I did a poll on Twitter to see what project on my backlog to take on yesterday. Surprisingly almost nobody was interested in a Go to Objective-C bridge. I guess I'm the only one with plans for what I can do with that. Most popular was working on my Go WASM web framework project, but at the last minute that was beat out by "Prototype UI for new project".
It may not seem like it yet, but all these projects are related and part of a bigger project. There's a specific reason I want a frontend Go web framework more than just cutting through all the baggage that Javascript has built up. However, I need to keep making progress on the critical path of my larger project, so in the meantime I figured I'd prototype the UI using off the shelf jQuery libraries.
The goal was to recreate this aspect of Unity where you have a project tree with arbitrary nodes that you can make. Those nodes then have behaviors or components attached to them, which you can interact with via an inspector view. This can be customized to not only provide a way to edit data associated with a component, but visualize and interact. And of course these components might reference other objects, which you can drag and drop into place.
The key components here are a tree view and a property editor. Luckily there are some alright jQuery libraries for each of these. So I started throwing them together. I used jsTree and jqPropertyGrid to make this.

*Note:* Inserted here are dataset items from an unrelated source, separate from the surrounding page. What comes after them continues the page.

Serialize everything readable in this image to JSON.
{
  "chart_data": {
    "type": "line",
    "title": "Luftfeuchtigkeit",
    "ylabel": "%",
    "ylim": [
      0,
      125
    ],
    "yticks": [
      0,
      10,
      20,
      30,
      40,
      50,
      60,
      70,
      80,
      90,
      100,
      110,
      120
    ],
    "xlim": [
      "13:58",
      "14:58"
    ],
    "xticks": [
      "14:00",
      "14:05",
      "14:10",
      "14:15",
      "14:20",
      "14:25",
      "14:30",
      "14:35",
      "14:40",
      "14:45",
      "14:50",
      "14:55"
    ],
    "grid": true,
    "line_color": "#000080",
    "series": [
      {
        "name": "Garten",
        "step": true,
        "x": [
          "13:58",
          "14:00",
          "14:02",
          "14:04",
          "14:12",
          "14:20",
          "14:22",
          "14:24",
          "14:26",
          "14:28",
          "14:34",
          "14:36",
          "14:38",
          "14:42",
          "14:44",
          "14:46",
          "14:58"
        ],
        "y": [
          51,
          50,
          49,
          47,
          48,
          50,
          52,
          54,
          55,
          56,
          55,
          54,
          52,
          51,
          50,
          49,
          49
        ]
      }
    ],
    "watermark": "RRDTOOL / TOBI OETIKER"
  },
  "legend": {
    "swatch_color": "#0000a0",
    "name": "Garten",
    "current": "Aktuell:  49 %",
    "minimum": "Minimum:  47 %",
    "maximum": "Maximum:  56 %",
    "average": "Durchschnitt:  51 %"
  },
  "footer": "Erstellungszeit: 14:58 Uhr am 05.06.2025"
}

It's fun to not worry about architecture and just throw messy code together like the good old days. In about 2.5 hours I had this app where you have an empty tree you can create nodes for. You can arrange and nest nodes with drag and drop. You can click a node and see properties on it. Editing those properties persist between selecting nodes, as well as between page reloads. And then there is a rough concept of components you can add to a node to add more properties.
It's kind of a fun data management toy. It also is a great start. I will not require many more features before I can start defining a view data model that can eventually come from a backend. Eventually I can recreate this frontend in Go out of components.